Sequenzielle digitale Dermatoskopie findet Melanome, die im Einzelbild unauffällig sind. Die Leitlinie beziffert den Gewinn — und nennt die Bedingungen.

Von der GLABRIO-Redaktion2 Min. Lesezeit

Quellenlage geprüft am 23. August 2026.

„Muttermal-Kontrolle mit digitaler Dokumentation” wird als Selbstzahlerleistung angeboten. Was sie leistet, steht in der S3-Leitlinie Melanom — mit Zahlen.

Die Empfehlung

Empfehlungsgrad B, Level of Evidence 2b, Konsensstärke 100 %:

Die sequenzielle digitale Dermatoskopie kann die Früherkennung von malignen Melanomen, die keine spezifischen dermatoskopischen Malignitätskriterien aufweisen, in der Verlaufskontrolle verbessern.

Der eingeschobene Nebensatz ist der Punkt. Für Läsionen mit typischen Malignitätskriterien braucht es kein Monitoring — die werden entfernt.

Was der Verlauf zeigt, was das Einzelbild nicht zeigt

Die Leitlinie beschreibt den Vorteil als die Möglichkeit, „über den Verlauf auch Veränderungen zu detektieren, die keine typischen dermatoskopischen Malignitätskriterien aufweisen, jedoch eine morphologische oder farbliche Dynamik besitzen”.

Die Zahlen

Haenssle et al.: 17 % Verbesserung der Früherkennung gegenüber der Routinedermatoskopie, bei einem Follow-up von im Mittel 32 Monaten. Die Rate exzidierter Melanome lag unter allen Exzisaten bei 8,3 %.

Kittler et al. untersuchten 499 pigmentierte Läsionen histopathologisch und fanden 92 Melanome. Der Anteil dieser Melanome, die keine typischen dermatoskopischen Merkmale aufwiesen, sich aber im Verlauf verändert hatten:

Follow-upAnteil ohne typische Merkmale
1,5–4,5 Monate61,8 %
4,6–8,0 Monate45 %
über 8 Monate35,1 %

Gelesen: Über die Hälfte der im Kurzintervall gefundenen Melanome wäre im Einzelbild nicht als solches erkannt worden.

Die zwei Einsatzarten

Kurzfristig — ein bis drei Monate, für eine konkrete auffällige Läsion.

Mittel- bis langfristig — als Screening bei erhöhtem Risiko.

Was Ganzkörperfotografie leistet

Ein eigenes Statement, Level of Evidence 3b, Konsensstärke 100 %:

Die Ganzkörperphotographie stellt eine Möglichkeit zur Früherkennung von malignen Melanomen in Risikokollektiven dar.

„In Risikokollektiven” ist die Einschränkung, und 3b ist die niedrigste hier genannte Evidenzstufe.

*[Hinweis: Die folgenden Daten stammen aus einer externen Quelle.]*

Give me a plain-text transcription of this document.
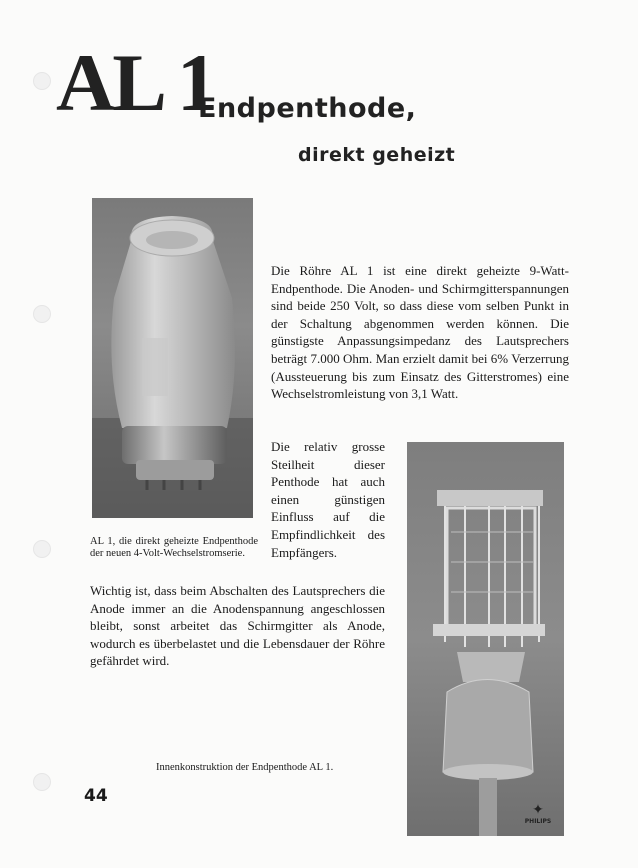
AL 1
Endpenthode,
direkt geheizt
AL 1, die direkt geheizte Endpenthode der neuen 4-Volt-Wechselstromserie.
Die Röhre AL 1 ist eine direkt geheizte 9-Watt-Endpenthode. Die Anoden- und Schirmgitterspannungen sind beide 250 Volt, so dass diese vom selben Punkt in der Schaltung abgenommen werden können. Die günstigste Anpassungsimpedanz des Lautsprechers beträgt 7.000 Ohm. Man erzielt damit bei 6% Verzerrung (Aussteuerung bis zum Einsatz des Gitterstromes) eine Wechselstromleistung von 3,1 Watt.
Die relativ grosse Steilheit dieser Penthode hat auch einen günstigen Einfluss auf die Empfindlichkeit des Empfängers.
Wichtig ist, dass beim Abschalten des Lautsprechers die Anode immer an die Anodenspannung angeschlossen bleibt, sonst arbeitet das Schirmgitter als Anode, wodurch es überbelastet und die Lebensdauer der Röhre gefährdet wird.
✦
PHILIPS
Innenkonstruktion der Endpenthode AL 1.
44
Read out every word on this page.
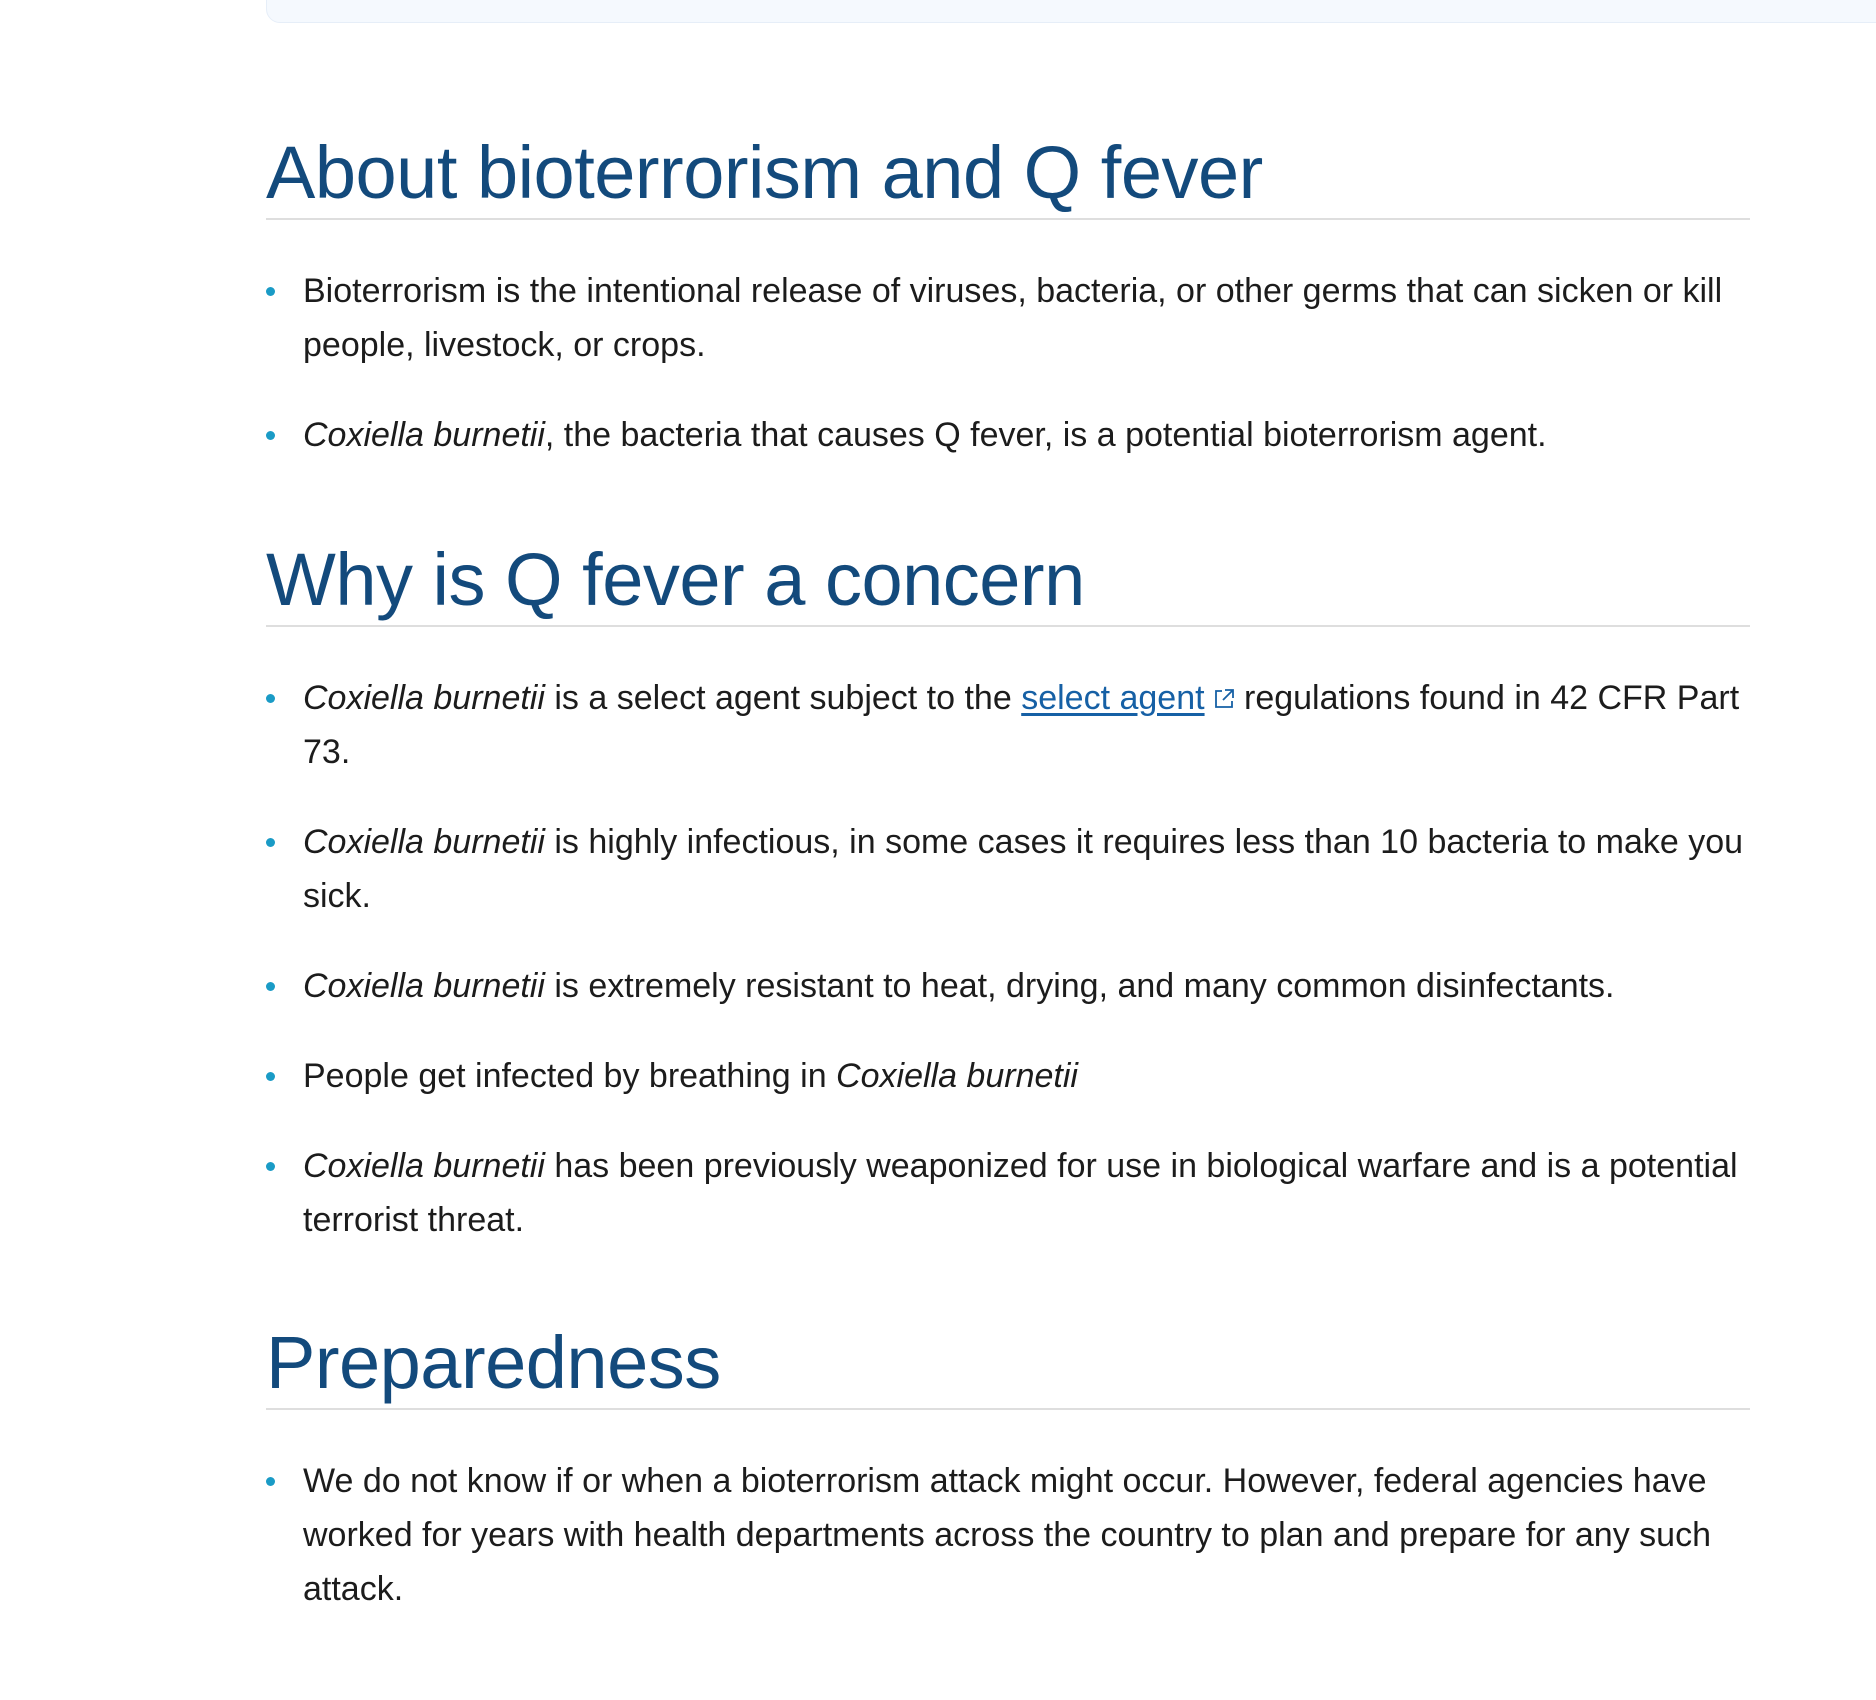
About bioterrorism and Q fever
Bioterrorism is the intentional release of viruses, bacteria, or other germs that can sicken or kill people, livestock, or crops.
Coxiella burnetii, the bacteria that causes Q fever, is a potential bioterrorism agent.
Why is Q fever a concern
Coxiella burnetii is a select agent subject to the select agent regulations found in 42 CFR Part 73.
Coxiella burnetii is highly infectious, in some cases it requires less than 10 bacteria to make you sick.
Coxiella burnetii is extremely resistant to heat, drying, and many common disinfectants.
People get infected by breathing in Coxiella burnetii
Coxiella burnetii has been previously weaponized for use in biological warfare and is a potential terrorist threat.
Preparedness
We do not know if or when a bioterrorism attack might occur. However, federal agencies have worked for years with health departments across the country to plan and prepare for any such attack.
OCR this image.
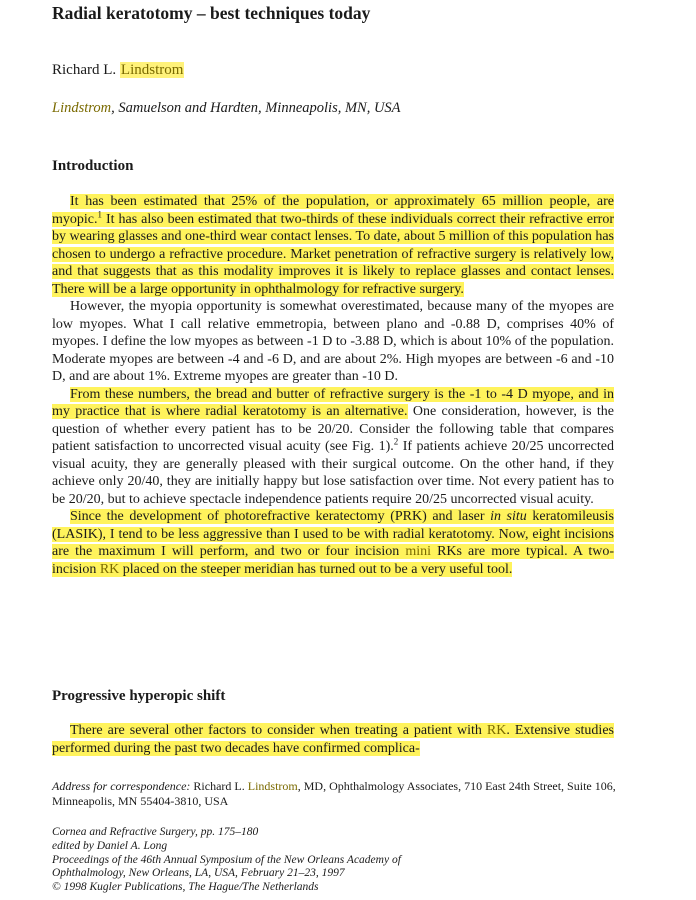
Radial keratotomy – best techniques today
Richard L. Lindstrom
Lindstrom, Samuelson and Hardten, Minneapolis, MN, USA
Introduction

It has been estimated that 25% of the population, or approximately 65 million people, are myopic.$^1$ It has also been estimated that two-thirds of these individuals correct their refractive error by wearing glasses and one-third wear contact lenses. To date, about 5 million of this population has chosen to undergo a refractive procedure. Market penetration of refractive surgery is relatively low, and that suggests that as this modality improves it is likely to replace glasses and contact lenses. There will be a large opportunity in ophthalmology for refractive surgery.

However, the myopia opportunity is somewhat overestimated, because many of the myopes are low myopes. What I call relative emmetropia, between plano and -0.88 D, comprises 40% of myopes. I define the low myopes as between -1 D to -3.88 D, which is about 10% of the population. Moderate myopes are between -4 and -6 D, and are about 2%. High myopes are between -6 and -10 D, and are about 1%. Extreme myopes are greater than -10 D.

From these numbers, the bread and butter of refractive surgery is the -1 to -4 D myope, and in my practice that is where radial keratotomy is an alternative. One consideration, however, is the question of whether every patient has to be 20/20. Consider the following table that compares patient satisfaction to uncorrected visual acuity (see Fig. 1).$^2$ If patients achieve 20/25 uncorrected visual acuity, they are generally pleased with their surgical outcome. On the other hand, if they achieve only 20/40, they are initially happy but lose satisfaction over time. Not every patient has to be 20/20, but to achieve spectacle independence patients require 20/25 uncorrected visual acuity.

Since the development of photorefractive keratectomy (PRK) and laser in situ keratomileusis (LASIK), I tend to be less aggressive than I used to be with radial keratotomy. Now, eight incisions are the maximum I will perform, and two or four incision mini RKs are more typical. A two-incision RK placed on the steeper meridian has turned out to be a very useful tool.

Progressive hyperopic shift

There are several other factors to consider when treating a patient with RK. Extensive studies performed during the past two decades have confirmed complica-

Address for correspondence: Richard L. Lindstrom, MD, Ophthalmology Associates, 710 East 24th Street, Suite 106, Minneapolis, MN 55404-3810, USA
Cornea and Refractive Surgery, pp. 175–180
edited by Daniel A. Long
Proceedings of the 46th Annual Symposium of the New Orleans Academy of
Ophthalmology, New Orleans, LA, USA, February 21–23, 1997
© 1998 Kugler Publications, The Hague/The Netherlands
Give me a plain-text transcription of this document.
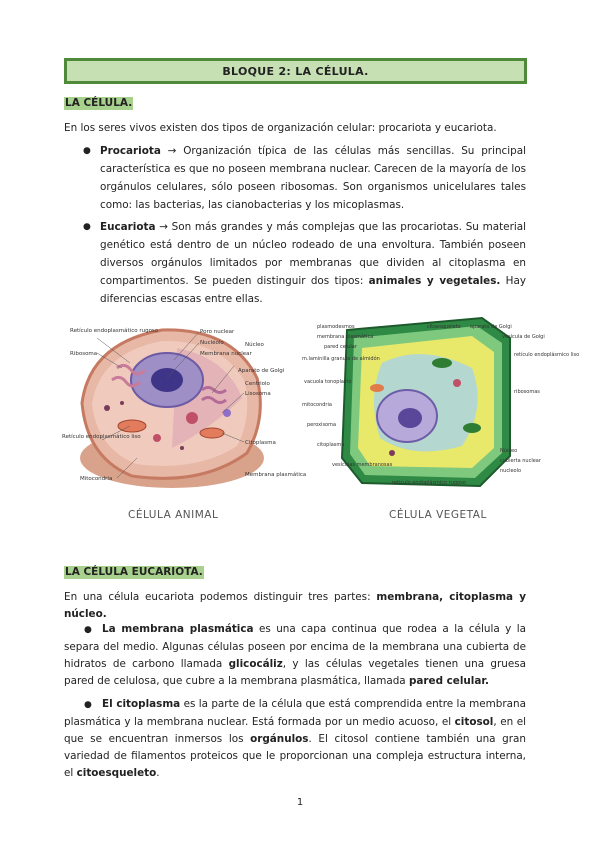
BLOQUE 2: LA CÉLULA.
LA CÉLULA.

En los seres vivos existen dos tipos de organización celular: procariota y eucariota.

● Procariota → Organización típica de las células más sencillas. Su principal característica es que no poseen membrana nuclear. Carecen de la mayoría de los orgánulos celulares, sólo poseen ribosomas. Son organismos unicelulares tales como: las bacterias, las cianobacterias y los micoplasmas.

● Eucariota → Son más grandes y más complejas que las procariotas. Su material genético está dentro de un núcleo rodeado de una envoltura. También poseen diversos orgánulos limitados por membranas que dividen al citoplasma en compartimentos. Se pueden distinguir dos tipos: animales y vegetales. Hay diferencias escasas entre ellas.

Retículo endoplasmático rugoso
Ribosoma
Poro nuclear
Nucléolo
Membrana nuclear
Núcleo
Aparato de Golgi
Centriolo
Lisosoma
Retículo endoplasmático liso
Citoplasma
Mitocondria
Membrana plasmática
plasmodesmos
membrana plasmática
pared celular
m.laminilla granula de almidón
vacuola tonoplasto
mitocondria
peroxisoma
citoplasma
vesículas membranosas
retículo endoplásmico rugoso
citoesqueleto aparato de Golgi
vesícula de Golgi
retículo endoplásmico liso
ribosomas
Núcleo
cubierta nuclear
nucleolo
CÉLULA ANIMAL	CÉLULA VEGETAL
LA CÉLULA EUCARIOTA.

En una célula eucariota podemos distinguir tres partes: membrana, citoplasma y núcleo.

● La membrana plasmática es una capa continua que rodea a la célula y la separa del medio. Algunas células poseen por encima de la membrana una cubierta de hidratos de carbono llamada glicocáliz, y las células vegetales tienen una gruesa pared de celulosa, que cubre a la membrana plasmática, llamada pared celular.

● El citoplasma es la parte de la célula que está comprendida entre la membrana plasmática y la membrana nuclear. Está formada por un medio acuoso, el citosol, en el que se encuentran inmersos los orgánulos. El citosol contiene también una gran variedad de filamentos proteicos que le proporcionan una compleja estructura interna, el citoesqueleto.

1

Für die Allgemeinbevölkerung empfiehlt die Leitlinie das nicht.

Was Sie fragen sollten, bevor Sie zahlen

  • In welchem Intervall wird kontrolliert?
  • Werden die Bilder gespeichert und verglichen — oder nur aufgenommen?
  • Wie viele Läsionen werden dokumentiert, und nach welchem Kriterium ausgewählt?
  • Was passiert bei einer festgestellten Veränderung?

Ohne systematischen Vergleich ist es keine sequenzielle Dermatoskopie, sondern eine wiederholte Momentaufnahme.

Was das nicht ersetzt

Die S3-Leitlinie zur Prävention von Hautkrebs empfiehlt mit Empfehlungsgrad A die Ganzkörperinspektion zum Screening. Sie verlangt dafür ausdrücklich einen ausreichend hellen Untersuchungsraum und dass der Untersucher nah genug herantritt.

Ein Monitoring beobachtet, was schon bekannt ist. Die Ganzkörperinspektion findet, was noch niemand gesehen hat. Beides ist nicht dasselbe.